With immeasurable gratitude to God, who led me into Christian Science, I offer this testimony as proof of its efficacy. Of great importance to me is the spiritual regeneration that took place some years ago when, slowly, but surely, I was healed of ingratitude and an unloving critical disposition—which led to another healing.
For several years, there was a lump on my gum. I prayed to see God’s allness and the unreality of the condition, but the lump remained, hard as a stone. I must confess that my initial prayer was spasmodic, particularly because the lump was not in the least bit painful.

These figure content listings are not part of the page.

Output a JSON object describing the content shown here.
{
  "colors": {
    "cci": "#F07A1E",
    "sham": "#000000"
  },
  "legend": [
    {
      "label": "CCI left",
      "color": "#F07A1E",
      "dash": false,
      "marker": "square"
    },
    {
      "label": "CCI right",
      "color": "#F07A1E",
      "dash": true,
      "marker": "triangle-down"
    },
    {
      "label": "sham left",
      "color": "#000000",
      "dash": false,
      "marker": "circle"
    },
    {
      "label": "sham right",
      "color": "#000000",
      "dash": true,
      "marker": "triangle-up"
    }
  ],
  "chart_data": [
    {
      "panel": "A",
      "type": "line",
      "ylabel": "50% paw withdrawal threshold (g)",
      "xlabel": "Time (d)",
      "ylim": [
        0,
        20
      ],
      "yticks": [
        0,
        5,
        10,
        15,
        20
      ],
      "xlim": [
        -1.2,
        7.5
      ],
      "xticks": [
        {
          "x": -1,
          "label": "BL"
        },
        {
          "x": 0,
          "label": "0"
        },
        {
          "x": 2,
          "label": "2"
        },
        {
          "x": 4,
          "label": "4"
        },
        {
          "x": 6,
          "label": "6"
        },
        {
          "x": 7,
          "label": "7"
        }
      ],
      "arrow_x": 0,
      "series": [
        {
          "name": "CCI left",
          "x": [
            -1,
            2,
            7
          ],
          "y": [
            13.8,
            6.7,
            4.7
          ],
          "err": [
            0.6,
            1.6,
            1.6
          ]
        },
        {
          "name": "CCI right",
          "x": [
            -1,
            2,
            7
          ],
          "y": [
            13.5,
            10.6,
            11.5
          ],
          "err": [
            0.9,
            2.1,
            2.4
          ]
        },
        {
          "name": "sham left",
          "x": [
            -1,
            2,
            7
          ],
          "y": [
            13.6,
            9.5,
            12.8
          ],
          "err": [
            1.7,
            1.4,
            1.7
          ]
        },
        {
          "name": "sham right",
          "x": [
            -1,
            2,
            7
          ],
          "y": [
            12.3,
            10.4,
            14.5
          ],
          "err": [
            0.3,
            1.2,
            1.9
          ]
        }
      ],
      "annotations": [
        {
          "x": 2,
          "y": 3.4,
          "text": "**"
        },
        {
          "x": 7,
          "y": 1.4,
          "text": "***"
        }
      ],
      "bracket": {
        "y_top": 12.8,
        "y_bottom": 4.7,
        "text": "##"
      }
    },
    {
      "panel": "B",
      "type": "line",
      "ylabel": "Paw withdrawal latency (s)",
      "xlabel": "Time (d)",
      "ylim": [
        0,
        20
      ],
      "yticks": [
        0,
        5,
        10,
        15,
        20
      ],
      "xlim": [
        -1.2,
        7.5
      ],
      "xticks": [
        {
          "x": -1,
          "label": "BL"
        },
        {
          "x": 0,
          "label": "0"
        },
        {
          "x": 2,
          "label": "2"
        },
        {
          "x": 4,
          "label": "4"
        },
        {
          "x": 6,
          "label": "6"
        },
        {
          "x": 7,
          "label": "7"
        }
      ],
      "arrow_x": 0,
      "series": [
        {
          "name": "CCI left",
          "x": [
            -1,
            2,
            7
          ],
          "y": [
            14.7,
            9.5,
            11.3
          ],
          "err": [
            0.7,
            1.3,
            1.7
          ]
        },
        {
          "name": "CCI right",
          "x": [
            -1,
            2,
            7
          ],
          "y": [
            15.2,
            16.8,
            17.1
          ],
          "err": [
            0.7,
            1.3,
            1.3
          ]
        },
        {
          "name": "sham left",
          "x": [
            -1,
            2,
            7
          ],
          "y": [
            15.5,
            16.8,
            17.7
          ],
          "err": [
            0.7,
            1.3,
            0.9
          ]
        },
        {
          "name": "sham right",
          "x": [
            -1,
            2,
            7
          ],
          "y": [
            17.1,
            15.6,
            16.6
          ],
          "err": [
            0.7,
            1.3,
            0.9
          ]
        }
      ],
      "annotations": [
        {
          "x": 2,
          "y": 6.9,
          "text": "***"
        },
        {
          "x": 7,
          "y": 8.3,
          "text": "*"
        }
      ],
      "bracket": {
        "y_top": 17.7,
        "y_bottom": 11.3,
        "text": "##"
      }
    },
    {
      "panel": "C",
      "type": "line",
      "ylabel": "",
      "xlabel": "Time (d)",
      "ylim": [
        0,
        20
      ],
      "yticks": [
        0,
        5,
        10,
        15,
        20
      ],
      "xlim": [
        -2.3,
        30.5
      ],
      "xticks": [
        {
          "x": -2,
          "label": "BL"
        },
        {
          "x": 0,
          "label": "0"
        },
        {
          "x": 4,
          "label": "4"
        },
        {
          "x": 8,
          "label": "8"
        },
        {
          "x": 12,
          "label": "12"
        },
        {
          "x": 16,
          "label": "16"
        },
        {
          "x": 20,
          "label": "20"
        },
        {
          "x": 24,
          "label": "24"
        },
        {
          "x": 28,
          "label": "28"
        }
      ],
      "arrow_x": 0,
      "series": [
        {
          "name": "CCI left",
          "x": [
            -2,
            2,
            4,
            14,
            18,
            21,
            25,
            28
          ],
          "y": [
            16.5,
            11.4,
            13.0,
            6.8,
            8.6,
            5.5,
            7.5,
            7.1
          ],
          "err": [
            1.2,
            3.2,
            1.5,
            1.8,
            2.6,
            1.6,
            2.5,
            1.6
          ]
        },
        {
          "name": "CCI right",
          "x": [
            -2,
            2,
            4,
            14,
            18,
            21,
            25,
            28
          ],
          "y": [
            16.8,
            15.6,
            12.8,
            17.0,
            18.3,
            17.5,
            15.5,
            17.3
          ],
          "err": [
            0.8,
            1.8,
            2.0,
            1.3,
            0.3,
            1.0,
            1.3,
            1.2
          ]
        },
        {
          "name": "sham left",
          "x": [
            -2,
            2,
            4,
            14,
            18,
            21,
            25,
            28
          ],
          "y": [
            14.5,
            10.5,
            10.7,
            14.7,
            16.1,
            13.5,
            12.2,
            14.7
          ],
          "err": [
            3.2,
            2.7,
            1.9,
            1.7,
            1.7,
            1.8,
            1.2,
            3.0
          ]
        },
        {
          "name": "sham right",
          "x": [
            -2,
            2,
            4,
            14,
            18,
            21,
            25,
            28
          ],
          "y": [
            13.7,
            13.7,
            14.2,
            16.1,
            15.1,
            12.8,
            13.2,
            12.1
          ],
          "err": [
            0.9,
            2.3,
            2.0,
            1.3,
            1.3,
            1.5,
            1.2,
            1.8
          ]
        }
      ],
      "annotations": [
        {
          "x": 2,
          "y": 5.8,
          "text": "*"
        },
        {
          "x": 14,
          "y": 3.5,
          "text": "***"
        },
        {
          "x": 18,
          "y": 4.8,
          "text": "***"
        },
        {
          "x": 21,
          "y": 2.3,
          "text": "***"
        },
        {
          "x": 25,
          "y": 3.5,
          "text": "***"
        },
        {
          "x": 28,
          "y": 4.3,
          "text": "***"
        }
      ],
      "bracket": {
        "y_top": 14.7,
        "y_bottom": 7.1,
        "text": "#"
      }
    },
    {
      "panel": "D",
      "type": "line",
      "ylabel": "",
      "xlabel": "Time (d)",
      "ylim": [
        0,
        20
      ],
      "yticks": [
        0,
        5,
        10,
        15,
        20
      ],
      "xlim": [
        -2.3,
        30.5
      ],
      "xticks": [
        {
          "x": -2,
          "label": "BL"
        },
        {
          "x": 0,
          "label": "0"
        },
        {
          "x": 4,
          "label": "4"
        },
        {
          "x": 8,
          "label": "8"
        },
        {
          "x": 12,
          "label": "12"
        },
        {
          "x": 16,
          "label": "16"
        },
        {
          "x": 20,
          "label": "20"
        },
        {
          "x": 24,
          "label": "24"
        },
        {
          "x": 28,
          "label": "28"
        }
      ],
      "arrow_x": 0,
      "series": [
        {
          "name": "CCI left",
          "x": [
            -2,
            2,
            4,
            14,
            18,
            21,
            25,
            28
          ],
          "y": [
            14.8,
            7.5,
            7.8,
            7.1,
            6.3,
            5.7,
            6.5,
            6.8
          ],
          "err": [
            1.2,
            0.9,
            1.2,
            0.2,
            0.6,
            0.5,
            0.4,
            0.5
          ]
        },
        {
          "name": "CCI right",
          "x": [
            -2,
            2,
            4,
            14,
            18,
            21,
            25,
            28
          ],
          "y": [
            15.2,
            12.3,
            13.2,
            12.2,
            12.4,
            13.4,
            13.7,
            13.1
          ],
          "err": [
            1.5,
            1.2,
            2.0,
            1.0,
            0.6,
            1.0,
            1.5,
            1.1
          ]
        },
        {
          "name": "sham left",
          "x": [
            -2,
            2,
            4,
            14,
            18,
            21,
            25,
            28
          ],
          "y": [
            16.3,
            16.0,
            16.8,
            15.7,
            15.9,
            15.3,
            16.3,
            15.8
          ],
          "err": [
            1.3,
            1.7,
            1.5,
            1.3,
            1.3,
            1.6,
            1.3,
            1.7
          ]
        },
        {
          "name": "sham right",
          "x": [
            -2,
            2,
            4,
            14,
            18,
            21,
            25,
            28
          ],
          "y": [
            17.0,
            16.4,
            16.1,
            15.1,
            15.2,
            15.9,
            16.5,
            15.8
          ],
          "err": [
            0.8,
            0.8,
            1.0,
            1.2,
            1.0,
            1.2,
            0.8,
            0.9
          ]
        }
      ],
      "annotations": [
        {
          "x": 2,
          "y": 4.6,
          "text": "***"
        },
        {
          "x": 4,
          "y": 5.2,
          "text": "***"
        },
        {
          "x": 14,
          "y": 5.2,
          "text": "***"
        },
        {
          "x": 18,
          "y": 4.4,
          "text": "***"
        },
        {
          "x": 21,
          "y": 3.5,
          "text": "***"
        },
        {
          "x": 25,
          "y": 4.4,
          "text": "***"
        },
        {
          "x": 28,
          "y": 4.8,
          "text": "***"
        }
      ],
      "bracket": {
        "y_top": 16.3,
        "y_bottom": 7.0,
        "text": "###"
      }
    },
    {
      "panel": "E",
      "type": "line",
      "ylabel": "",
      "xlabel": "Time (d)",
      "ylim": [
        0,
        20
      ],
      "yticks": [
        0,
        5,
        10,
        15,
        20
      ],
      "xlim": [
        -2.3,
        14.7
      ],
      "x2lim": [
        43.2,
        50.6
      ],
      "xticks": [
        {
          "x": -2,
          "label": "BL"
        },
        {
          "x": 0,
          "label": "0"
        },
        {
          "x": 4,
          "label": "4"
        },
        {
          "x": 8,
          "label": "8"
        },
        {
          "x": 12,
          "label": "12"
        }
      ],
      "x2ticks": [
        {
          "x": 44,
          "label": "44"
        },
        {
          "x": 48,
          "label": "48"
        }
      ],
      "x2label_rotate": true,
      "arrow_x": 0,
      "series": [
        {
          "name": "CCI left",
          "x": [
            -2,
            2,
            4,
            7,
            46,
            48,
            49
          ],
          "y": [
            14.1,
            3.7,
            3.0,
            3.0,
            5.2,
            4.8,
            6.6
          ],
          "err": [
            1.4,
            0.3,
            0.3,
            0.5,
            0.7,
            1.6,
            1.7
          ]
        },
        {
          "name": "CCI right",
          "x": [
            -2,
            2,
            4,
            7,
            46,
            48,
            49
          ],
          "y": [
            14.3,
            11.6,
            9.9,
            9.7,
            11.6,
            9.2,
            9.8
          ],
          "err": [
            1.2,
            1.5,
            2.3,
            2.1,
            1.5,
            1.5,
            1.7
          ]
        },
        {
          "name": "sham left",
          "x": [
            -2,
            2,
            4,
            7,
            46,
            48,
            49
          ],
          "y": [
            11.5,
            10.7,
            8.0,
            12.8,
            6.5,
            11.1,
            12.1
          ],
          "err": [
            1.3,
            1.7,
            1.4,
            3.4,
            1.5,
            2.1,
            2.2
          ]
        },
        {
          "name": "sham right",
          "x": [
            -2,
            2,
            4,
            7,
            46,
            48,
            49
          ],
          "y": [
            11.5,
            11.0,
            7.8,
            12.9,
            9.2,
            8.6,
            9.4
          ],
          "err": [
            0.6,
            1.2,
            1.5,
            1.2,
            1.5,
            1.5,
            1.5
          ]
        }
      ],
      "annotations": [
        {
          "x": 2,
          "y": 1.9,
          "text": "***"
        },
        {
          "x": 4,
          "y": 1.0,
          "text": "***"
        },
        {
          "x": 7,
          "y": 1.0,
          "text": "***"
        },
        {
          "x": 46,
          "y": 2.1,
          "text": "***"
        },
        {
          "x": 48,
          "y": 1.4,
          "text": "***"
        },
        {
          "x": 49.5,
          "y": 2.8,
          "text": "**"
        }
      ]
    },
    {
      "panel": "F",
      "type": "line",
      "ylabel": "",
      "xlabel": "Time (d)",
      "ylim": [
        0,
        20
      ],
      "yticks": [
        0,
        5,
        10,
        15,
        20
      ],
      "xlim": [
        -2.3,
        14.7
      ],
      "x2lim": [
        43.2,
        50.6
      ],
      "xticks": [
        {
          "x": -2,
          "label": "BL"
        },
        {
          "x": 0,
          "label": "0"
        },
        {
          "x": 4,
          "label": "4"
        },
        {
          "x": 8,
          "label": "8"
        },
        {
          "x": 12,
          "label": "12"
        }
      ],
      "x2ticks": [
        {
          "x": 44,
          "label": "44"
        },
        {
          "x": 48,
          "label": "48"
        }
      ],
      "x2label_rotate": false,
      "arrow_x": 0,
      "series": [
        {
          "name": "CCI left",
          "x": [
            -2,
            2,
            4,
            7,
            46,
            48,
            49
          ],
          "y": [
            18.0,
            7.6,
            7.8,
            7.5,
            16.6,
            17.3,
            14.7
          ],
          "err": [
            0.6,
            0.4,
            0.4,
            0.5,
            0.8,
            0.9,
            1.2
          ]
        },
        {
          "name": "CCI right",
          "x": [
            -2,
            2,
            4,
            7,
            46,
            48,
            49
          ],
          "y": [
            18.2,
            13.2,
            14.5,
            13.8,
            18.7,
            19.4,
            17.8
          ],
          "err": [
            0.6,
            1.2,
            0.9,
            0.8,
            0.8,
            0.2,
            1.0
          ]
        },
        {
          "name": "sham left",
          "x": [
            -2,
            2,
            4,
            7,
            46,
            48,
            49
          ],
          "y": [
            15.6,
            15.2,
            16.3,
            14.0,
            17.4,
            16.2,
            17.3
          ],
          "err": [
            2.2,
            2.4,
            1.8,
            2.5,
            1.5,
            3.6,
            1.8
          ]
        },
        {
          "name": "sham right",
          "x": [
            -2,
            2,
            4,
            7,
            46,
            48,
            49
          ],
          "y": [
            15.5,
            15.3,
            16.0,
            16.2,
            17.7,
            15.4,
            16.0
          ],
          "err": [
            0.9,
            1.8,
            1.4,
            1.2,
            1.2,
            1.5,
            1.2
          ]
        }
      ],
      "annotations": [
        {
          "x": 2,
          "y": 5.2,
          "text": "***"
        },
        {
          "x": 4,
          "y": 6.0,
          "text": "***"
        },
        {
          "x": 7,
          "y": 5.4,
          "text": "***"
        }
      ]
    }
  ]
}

However, years later when I started to feel pain, I realized it was time to pray earnestly and persistently.
I prayed to know what I needed to understand and to correct in thought to find healing. I studied many passages from the Bible and Science and Health with Key to the Scriptures, by Mary Baker Eddy. During that time one word came to thought: hardness. I immediately declared that there could be no hardness in me, being the expression of divine Mind, who is also Love.
I pondered this statement for several days: “In patient obedience to a patient God, let us labor to dissolve with the universal solvent of Love the adamant of error,—self-will, self-justification, and self-love,—which wars against spirituality and is the law of sin and death” (Science and Health. p. 242).
I understood that only Love, God, could dissolve all that seemed hard and unyielding in my experience, and I resolved to express God’s love more in my dealings with others. This was not easy because I was used to criticizing and condemning people. I felt I was justified in pointing out others’ faults and shortcomings. I now realized this was unchristian and should stop. I quit looking in the mirror to inspect matter and instead watched my thought.
As I strove earnestly to see everyone as God made and sees them—made in His own image and likeness—I started to notice a softening in my attitude toward others. I became less judgmental and more tolerant of their shortcomings. And surprisingly, their attitudes toward me also changed. I learned many lessons during this period. For one thing, I began to accept that God is Life and life is wholly spiritual.
One morning I woke up with an unusual amount of saliva (so I thought) in my mouth. I spat it out, not realizing what it was. Later when I brushed my teeth, I noticed there was no bulge, no lump on my gum. The lump had drained completely. I could not even recognize where it had been, and that was the end of the problem.
I am deeply grateful. Love truly dissolves all hate, bitterness—all hardness of thought.